GIVÓN (idem, 2001) estabelece uma analogia entre iconicidade na língua e na biologia; dessa maneira, à não-arbitrariedade do organismo biológico não corresponde uma relação 100% icônica entre a estrutura de um corpo animal e a função desempenhada por tal estrutura anatômica. O processo evolutivo do organismo prevê diversas tendências: mudanças históricas ao longo do tempo podem apresentar uma estrutura não-funcional, podem adaptar velhos organismos a novas funções, podem identificar uma ambigüidade funcional para uma única estrutura.

19 Segundo este princípio, a forma de uma expressão lingüística raramente é arbitrária, mas sim, estritamente influenciada pelo conteúdo que transmite.

No caso da nossa pesquisa, talvez possamos relacionar esses aspectos, por exemplo, ao fato de a forma de FP, em alguns casos, poder aparecer com valores temporais distintos: (i) cotemporalmente a um ponto de referência passado; (ii) posteriormente a um ponto de referência passado. Assim, essa forma verbal, como já exemplificado no capítulo I, ora aparece nitidamente em contexto de cotemporalidade, ora há uma ambigüidade de interpretação temporal, ora, ainda, leva a interpretação temporal para um ponto futuro com relação ao ponto de referência.

Quanto ao princípio da marcação, há três critérios essenciais que, segundo GIVÓN (1990, p. 947), podem ser usados na distinção entre categoria marcada versus categoria não-marcada:

a) complexidade estrutural: a estrutura marcada tende a ser mais complexa do que a não-marcada;

b) distribuição de freqüência: a categoria marcada tende a ser menos freqüente do que a não-marcada.;

c) complexidade cognitiva: a categoria marcada tende a ser cognitivamente mais complexa, em termos de demandar maior atenção, mais esforço mental e tempo de processamento, do que a não-marcada.

Partindo do que postulam os critérios (a) e (b), poder-se-ia dizer que as formas do PIS e do FP são estruturalmente maiores, na maioria das vezes, ou mais complexas do que as formas do PII (pudesse, poderia, podia, respectivamente), por esse motivo, elas aparecem menos vezes na fala das pessoas.

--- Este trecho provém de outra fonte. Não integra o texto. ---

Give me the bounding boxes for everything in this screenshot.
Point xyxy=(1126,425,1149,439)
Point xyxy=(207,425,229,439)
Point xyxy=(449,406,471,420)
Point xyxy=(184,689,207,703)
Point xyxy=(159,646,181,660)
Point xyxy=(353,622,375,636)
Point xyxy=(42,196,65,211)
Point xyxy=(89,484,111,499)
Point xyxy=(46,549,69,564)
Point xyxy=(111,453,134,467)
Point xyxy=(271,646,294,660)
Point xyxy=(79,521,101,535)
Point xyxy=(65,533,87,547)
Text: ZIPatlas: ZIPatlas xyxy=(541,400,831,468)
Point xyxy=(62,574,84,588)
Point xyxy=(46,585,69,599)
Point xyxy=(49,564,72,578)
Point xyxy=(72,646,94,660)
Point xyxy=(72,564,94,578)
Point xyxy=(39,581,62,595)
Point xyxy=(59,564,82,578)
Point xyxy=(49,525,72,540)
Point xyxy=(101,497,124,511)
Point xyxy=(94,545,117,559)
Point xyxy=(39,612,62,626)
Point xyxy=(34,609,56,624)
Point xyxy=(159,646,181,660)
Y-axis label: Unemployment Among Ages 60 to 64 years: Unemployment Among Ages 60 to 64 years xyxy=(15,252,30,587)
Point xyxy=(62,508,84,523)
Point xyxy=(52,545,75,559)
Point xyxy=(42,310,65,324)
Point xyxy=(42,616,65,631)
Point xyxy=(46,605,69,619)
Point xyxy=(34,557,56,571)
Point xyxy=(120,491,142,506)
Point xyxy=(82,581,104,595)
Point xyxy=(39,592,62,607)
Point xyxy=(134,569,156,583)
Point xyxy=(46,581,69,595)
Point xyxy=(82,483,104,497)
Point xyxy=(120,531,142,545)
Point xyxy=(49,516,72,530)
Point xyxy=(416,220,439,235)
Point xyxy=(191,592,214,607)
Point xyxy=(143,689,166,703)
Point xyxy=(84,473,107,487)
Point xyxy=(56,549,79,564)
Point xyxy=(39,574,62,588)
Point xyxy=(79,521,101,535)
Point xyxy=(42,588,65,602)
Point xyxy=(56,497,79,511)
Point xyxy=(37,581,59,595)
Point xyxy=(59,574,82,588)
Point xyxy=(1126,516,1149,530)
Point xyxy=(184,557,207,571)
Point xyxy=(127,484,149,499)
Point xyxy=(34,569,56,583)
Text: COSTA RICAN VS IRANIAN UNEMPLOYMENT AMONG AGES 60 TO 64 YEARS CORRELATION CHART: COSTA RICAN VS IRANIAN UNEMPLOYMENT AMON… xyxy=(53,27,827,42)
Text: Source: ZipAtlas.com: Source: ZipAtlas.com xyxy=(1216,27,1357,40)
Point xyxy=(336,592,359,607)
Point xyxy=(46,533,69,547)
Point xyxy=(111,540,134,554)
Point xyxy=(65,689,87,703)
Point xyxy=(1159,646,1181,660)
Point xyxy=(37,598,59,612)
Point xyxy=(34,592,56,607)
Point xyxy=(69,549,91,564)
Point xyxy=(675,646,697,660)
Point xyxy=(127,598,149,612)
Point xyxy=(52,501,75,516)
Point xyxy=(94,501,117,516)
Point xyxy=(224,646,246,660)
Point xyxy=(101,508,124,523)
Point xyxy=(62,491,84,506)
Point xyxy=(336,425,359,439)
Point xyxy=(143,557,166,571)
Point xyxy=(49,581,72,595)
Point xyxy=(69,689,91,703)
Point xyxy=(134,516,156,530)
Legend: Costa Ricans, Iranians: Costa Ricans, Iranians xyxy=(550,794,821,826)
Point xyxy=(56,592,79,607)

Por outro lado, quando falamos em complexidade cognitiva, conforme o critério (c), esbarramos em uma questão: o PII já acumula outras funções (cf. TAVAGLIA (1987), MATOS (1996), COSTA (1997), SILVA (1998), KARAM (2000)). Então, não seria ele mais complexo do ponto de vista cognitivo? Tendo mais de uma função, como se sabe qual delas está em jogo quando se usa tal forma? Da mesma maneira, como o ouvinte a interpreta? Essas questões serão retomadas posteriormente, quando da discussão dos resultados.

Vale ressaltar que o próprio GIVÓN (1990) diz que a modalidade irrealis (normativamente representada pelo PIS e pelo FP) é mais marcada que a realis, pois, seguindo o critério (c), eventos que ocorreram em tempo e espaço reais estão mais salientes na mente do que eventos que não ocorreram, poderão ocorrer ou poderiam ter ocorrido.

Para finalizar este capítulo, gostaríamos de ressaltar o que GIVÓN (1995, p. 07) diz acerca do Funcionalismo Lingüístico: estuda a língua em uso, dando prioridade à relação entre a gramática e o discurso - a gramática molda o discurso e o discurso molda a gramática. É dentro do discurso e sob a influência de seu contexto que a gramática está emergindo e mudando. E é também por meio do uso da língua que ocorre a variação, elemento indispensável para a construção e reconstrução da gramática.